Applications on BioLib consist of one or more modules. A module executes a coding job doing some task (transforming data, calculating statistics, fetching external data, machine learning inference, etc.). In many ways, on can think of the modules in an application as the BioLib equivalent of the programs that are locally available for a script to call. Each module contains one executable code file, where the code for each module can be written in any of the supported languages.

The module system functions similarly to the classic UNIX command-line framework, in that the code in modules can read inputs and write outputs/errors in three distinct streams: stdin, stdout and stderr. In addition, modules also have access to a virtual filesystem, that can be used by modules to interact and that the user of an application will be able to download once the computation has completed.

Modules Settings and Executor

To be able to call code from a module, that module has to be declared with a name and path in the "Modules" section of the application editor. The module called main is the module that will be executed first.

The "Type" option refers to which executor will be used to execute the code in the module.

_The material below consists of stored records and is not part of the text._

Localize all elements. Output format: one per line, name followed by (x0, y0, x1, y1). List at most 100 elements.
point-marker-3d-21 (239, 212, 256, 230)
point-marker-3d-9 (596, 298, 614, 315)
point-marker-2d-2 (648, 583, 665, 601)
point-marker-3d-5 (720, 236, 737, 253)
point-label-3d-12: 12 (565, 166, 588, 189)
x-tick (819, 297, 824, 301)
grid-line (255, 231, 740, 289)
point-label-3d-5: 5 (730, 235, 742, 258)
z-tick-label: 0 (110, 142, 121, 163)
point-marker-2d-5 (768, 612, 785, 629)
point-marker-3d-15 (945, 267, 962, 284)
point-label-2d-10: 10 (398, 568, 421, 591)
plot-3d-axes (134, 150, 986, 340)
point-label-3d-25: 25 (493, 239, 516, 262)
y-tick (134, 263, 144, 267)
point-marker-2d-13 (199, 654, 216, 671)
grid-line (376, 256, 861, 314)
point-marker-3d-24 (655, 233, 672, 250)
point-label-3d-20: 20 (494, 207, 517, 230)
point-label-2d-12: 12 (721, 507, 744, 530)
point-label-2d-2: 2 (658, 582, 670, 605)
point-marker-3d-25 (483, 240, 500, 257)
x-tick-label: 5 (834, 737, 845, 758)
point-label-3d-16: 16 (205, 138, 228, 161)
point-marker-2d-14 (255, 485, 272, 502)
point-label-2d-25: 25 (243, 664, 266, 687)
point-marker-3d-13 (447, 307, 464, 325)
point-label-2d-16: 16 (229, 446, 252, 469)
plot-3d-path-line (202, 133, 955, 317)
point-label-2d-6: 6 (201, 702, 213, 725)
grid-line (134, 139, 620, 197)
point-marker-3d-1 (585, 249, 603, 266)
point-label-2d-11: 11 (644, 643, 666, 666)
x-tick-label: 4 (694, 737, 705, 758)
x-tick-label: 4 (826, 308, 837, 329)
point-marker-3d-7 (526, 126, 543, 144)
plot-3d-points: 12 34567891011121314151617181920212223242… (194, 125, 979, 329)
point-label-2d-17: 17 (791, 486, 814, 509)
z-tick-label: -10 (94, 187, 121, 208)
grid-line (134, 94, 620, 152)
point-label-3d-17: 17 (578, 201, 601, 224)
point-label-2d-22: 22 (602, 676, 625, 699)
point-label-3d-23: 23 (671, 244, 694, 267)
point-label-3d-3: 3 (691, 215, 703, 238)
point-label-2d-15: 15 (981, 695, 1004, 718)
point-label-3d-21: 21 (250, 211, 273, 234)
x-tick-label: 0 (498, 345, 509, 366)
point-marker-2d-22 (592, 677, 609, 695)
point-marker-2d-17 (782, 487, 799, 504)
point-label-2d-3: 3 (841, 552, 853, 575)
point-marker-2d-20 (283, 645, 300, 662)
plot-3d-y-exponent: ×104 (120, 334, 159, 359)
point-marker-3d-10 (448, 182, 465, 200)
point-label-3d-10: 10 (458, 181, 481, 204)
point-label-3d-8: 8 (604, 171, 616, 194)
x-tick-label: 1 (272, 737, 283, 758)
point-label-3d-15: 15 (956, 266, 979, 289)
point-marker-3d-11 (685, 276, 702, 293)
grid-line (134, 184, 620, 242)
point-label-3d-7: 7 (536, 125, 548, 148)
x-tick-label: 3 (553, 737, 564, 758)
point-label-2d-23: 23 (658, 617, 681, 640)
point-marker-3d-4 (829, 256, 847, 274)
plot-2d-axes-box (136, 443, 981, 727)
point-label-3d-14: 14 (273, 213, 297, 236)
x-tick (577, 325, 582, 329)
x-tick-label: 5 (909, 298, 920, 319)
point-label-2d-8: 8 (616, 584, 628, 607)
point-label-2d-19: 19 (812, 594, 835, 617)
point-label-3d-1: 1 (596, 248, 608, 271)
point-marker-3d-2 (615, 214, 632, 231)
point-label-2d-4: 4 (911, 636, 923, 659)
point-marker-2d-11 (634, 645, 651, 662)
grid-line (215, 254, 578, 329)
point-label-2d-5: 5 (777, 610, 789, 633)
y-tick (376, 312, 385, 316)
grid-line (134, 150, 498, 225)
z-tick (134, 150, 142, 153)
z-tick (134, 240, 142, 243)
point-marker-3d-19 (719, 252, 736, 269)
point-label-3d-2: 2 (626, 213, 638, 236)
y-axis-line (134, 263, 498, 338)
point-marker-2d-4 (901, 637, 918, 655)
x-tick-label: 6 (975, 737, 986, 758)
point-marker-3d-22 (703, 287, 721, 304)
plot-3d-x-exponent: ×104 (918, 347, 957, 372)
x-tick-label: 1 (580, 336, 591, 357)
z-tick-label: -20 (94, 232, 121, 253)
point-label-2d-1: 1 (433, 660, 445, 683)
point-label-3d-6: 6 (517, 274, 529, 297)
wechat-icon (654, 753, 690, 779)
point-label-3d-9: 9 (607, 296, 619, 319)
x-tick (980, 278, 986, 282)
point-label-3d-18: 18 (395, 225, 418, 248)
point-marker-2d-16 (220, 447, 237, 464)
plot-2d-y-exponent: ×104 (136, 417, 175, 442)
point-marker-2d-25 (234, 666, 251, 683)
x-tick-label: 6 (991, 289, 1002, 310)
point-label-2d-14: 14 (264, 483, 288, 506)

In most cases, one simply chooses the executor that corresponds to the type of executable code:

  • Python 3 use bl-python3
  • C/C++ use bl-emscriptem
  • Rust use bl-rust
  • R use bl-r
  • ONNX (e.g. from Pytorch) use bl-onnx
  • Protobuf (e.g. from TensorFlow) use bl-tensorflow

To read more about how the executors work, supported languages and libraries, please refer to this page.

Example 1: Moving data between modules

In the following example one Python script module (main) calls another Python script (module2) and a value generated in the first module is moved to the second and back again. Note that, in the "Modules" section of the application editor, each of the modules should be named main and `module2` respectively.

# main
import subprocess
result ="module_2").communicate(1)
assert(result == 2)
# module 2, named module_2 in UI
import sys
input =
input + 1

Here Main uses the subprocess functions .call() and .communicate() to pass the number 1 to module_2 which returns the result of the last line (input + 1). By default, code snippets follow this return pattern.

External applications as modules

BioLib applications can use other BioLib applications as modules. Note a user can only create or run an application calling other applications if they have the license to run the applications that are called by the main application.